# Pandas Basics Part 1 — Workbook

In this workbook, we're going to explore the basics of the Python library Pandas.

## Import Pandas

To use the Pandas library, we first need to `import` it.

In [1]:
import pandas as pd

## Change Display Settings

By default, Pandas will display 60 rows and 20 columns. I often change [Pandas' default display settings](https://pandas.pydata.org/pandas-docs/stable/user_guide/options.html) to show more rows or columns.

In [2]:
pd.options.display.max_rows = 200

## Get Data

To read in a CSV file, we will use the method `pd.read_csv()` and insert the name of our desired file path. 

In [None]:
pd.read_csv('Bellevue_Almshouse_Dataset.csv')

In [None]:
type(pd.read_csv('Bellevue_Almshouse_Dataset.csv'))

This creates a Pandas [DataFrame object](https://pandas.pydata.org/pandas-docs/stable/user_guide/dsintro.html#dataframe), one of the two main data structures in Pandas. A DataFrame looks and acts a lot like a spreadsheet, but it has special powers and functions that we will discuss below and in the next few lessons.

| Pandas objects | Explanation                         |
|----------|-------------------------------------|
| `DataFrame`    | Like a spreadsheet, 2-dimensional    |
| `Series`      | Like a column, 1-dimensional                     |

We assign the DataFrame to a variable called `bellevue_df`. It is common convention to name DataFrame variables `df`, but we want to be a bit more specific. 

In [2]:
bellevue_df = pd.read_csv('Bellevue_Almshouse_Dataset.csv')
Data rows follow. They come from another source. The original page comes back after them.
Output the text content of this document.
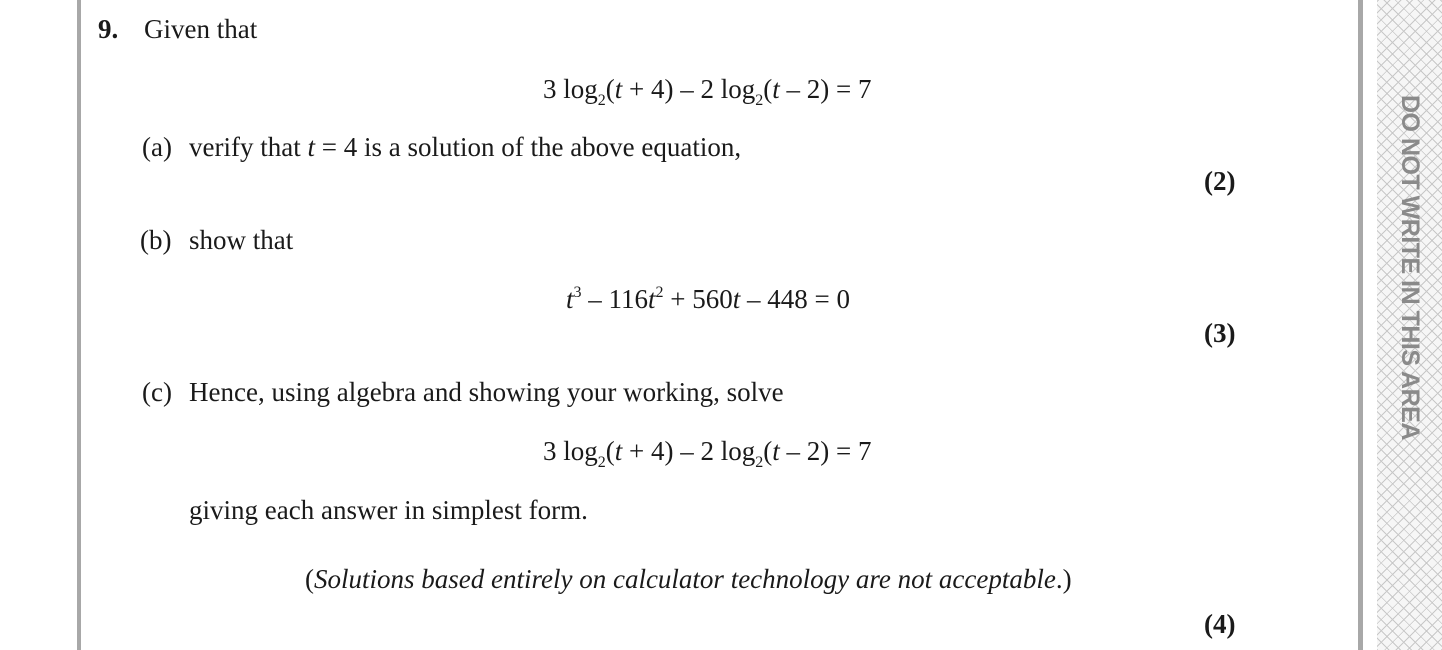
DO NOT WRITE IN THIS AREA
9. Given that
3 $\log_2(t + 4) - 2$ $\log_2(t - 2) = 7$
(a) verify that t = 4 is a solution of the above equation,
(2)
(b) show that
$t^3 - 116t^2 + 560t - 448 = 0$
(3)
(c) Hence, using algebra and showing your working, solve
3 $\log_2(t + 4) - 2$ $\log_2(t - 2) = 7$
giving each answer in simplest form.
(Solutions based entirely on calculator technology are not acceptable.)
(4)
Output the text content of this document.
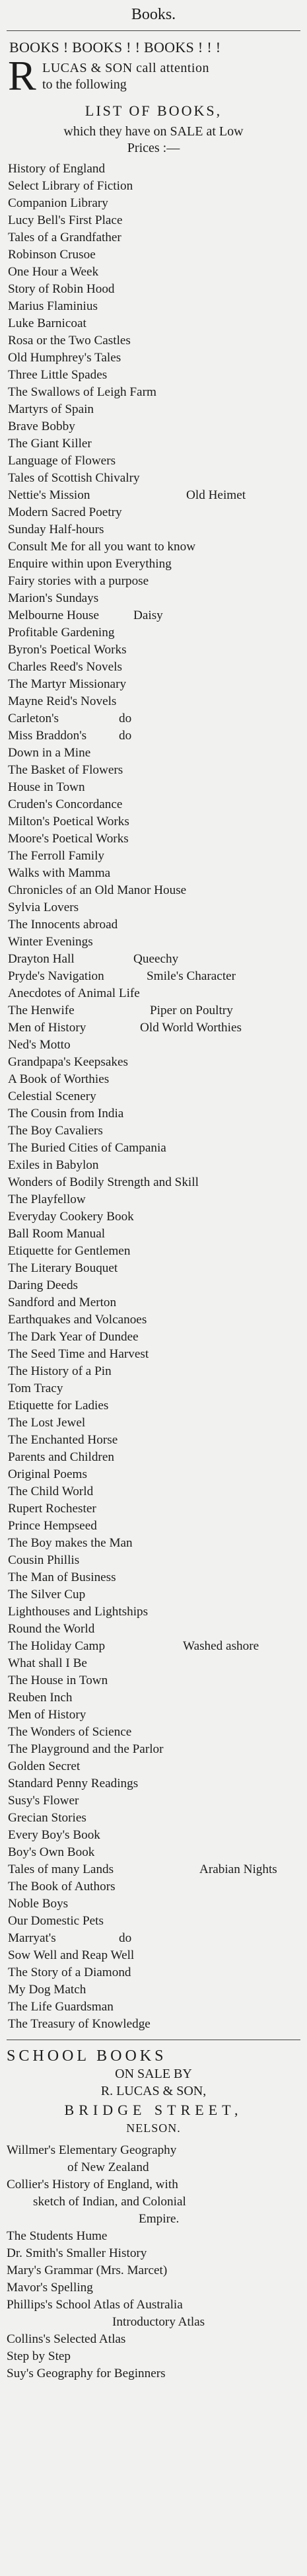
Books.
BOOKS ! BOOKS ! ! BOOKS ! ! !
R LUCAS & SON call attention
to the following
LIST OF BOOKS,
which they have on SALE at Low
Prices :—
History of England
Select Library of Fiction
Companion Library
Lucy Bell's First Place
Tales of a Grandfather
Robinson Crusoe
One Hour a Week
Story of Robin Hood
Marius Flaminius
Luke Barnicoat
Rosa or the Two Castles
Old Humphrey's Tales
Three Little Spades
The Swallows of Leigh Farm
Martyrs of Spain
Brave Bobby
The Giant Killer
Language of Flowers
Tales of Scottish Chivalry
Nettie's Mission	Old Heimet
Modern Sacred Poetry
Sunday Half-hours
Consult Me for all you want to know
Enquire within upon Everything
Fairy stories with a purpose
Marion's Sundays
Melbourne House	Daisy
Profitable Gardening
Byron's Poetical Works
Charles Reed's Novels
The Martyr Missionary
Mayne Reid's Novels
Carleton's	do
Miss Braddon's	do
Down in a Mine
The Basket of Flowers
House in Town
Cruden's Concordance
Milton's Poetical Works
Moore's Poetical Works
The Ferroll Family
Walks with Mamma
Chronicles of an Old Manor House
Sylvia Lovers
The Innocents abroad
Winter Evenings
Drayton Hall	Queechy
Pryde's Navigation	Smile's Character
Anecdotes of Animal Life
The Henwife	Piper on Poultry
Men of History	Old World Worthies
Ned's Motto
Grandpapa's Keepsakes
A Book of Worthies
Celestial Scenery
The Cousin from India
The Boy Cavaliers
The Buried Cities of Campania
Exiles in Babylon
Wonders of Bodily Strength and Skill
The Playfellow
Everyday Cookery Book
Ball Room Manual
Etiquette for Gentlemen
The Literary Bouquet
Daring Deeds
Sandford and Merton
Earthquakes and Volcanoes
The Dark Year of Dundee
The Seed Time and Harvest
The History of a Pin
Tom Tracy
Etiquette for Ladies
The Lost Jewel
The Enchanted Horse
Parents and Children
Original Poems
The Child World
Rupert Rochester
Prince Hempseed
The Boy makes the Man
Cousin Phillis
The Man of Business
The Silver Cup
Lighthouses and Lightships
Round the World
The Holiday Camp	Washed ashore
What shall I Be
The House in Town
Reuben Inch
Men of History
The Wonders of Science
The Playground and the Parlor
Golden Secret
Standard Penny Readings
Susy's Flower
Grecian Stories
Every Boy's Book
Boy's Own Book
Tales of many Lands	Arabian Nights
The Book of Authors
Noble Boys
Our Domestic Pets
Marryat's	do
Sow Well and Reap Well
The Story of a Diamond
My Dog Match
The Life Guardsman
The Treasury of Knowledge
SCHOOL BOOKS
ON SALE BY
R. LUCAS & SON,
BRIDGE STREET,
NELSON.
Willmer's Elementary Geography
of New Zealand
Collier's History of England, with
sketch of Indian, and Colonial
Empire.
The Students Hume
Dr. Smith's Smaller History
Mary's Grammar (Mrs. Marcet)
Mavor's Spelling
Phillips's School Atlas of Australia
Introductory Atlas
Collins's Selected Atlas
Step by Step
Suy's Geography for Beginners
## Begin to Examine Patterns

### Select Columns as Series Objects `[]`

To select a column from the DataFrame, we will type the name of the DataFrame followed by square brackets and a column name in quotations marks.

In [None]:
bellevue_df['age']

Technically, a single column in a DataFrame is a [*Series* object](https://pandas.pydata.org/pandas-docs/stable/user_guide/dsintro.html#dsintro).

In [None]:
type(bellevue_df['age'])

## Pandas Methods

| Pandas method | Explanation                         |
|----------|-------------------------------------|
| `.sum()`      | Sum of values                       |
| `.mean()`     | Mean of values                      |
| `.median()`   | Median of values         |
| `.min()`      | Minimum                             |
| `.max()`      | Maximum                             |
| `.mode()`     | Mode                                |
| `.std()`      | Unbiased standard deviation         |
| `.count()`    | Total number of non-blank values    |
| `.value_counts()` | Frequency of unique values |

### ❓  How old (on average) were the people admitted to the Bellevue Almshouse?

In [None]:
bellevue_df['age']

### ❓  How old was the oldest person admitted to Bellevue?

In [None]:
bellevue_df['age']

### ❓  How young was the youngest person?

In [None]:
bellevue_df['age']

### ❓ What were the most common professions among these Irish immigrants?

To count the values in a column, we can use the `.value_counts()` method.

What patterns do you notice in this list? What seems strange to you? What can we learn about the people in the dataset *and* the people who created the dataset?

In [None]:
bellevue_df['profession'].value_counts()

### ❓ What are the most common diseases?

In [None]:
bellevue_df['disease'].value_counts()

### ❓  Where were most people sent?

In [None]:
bellevue_df['sent_to'].value_counts()

## Examine Subsets

### ❓  Why were people being sent to Hostpital Ward 38?

To explore this question, we can filter rows with a condition.

In [None]:
bellevue_df['sent_to'] == 'Hospital Ward 38'

In [None]:
sent_filter = bellevue_df['sent_to'] == 'Hospital Ward 38'

In [None]:
bellevue_df[sent_filter]

## ❓  What data is missing? What data do you wish we had?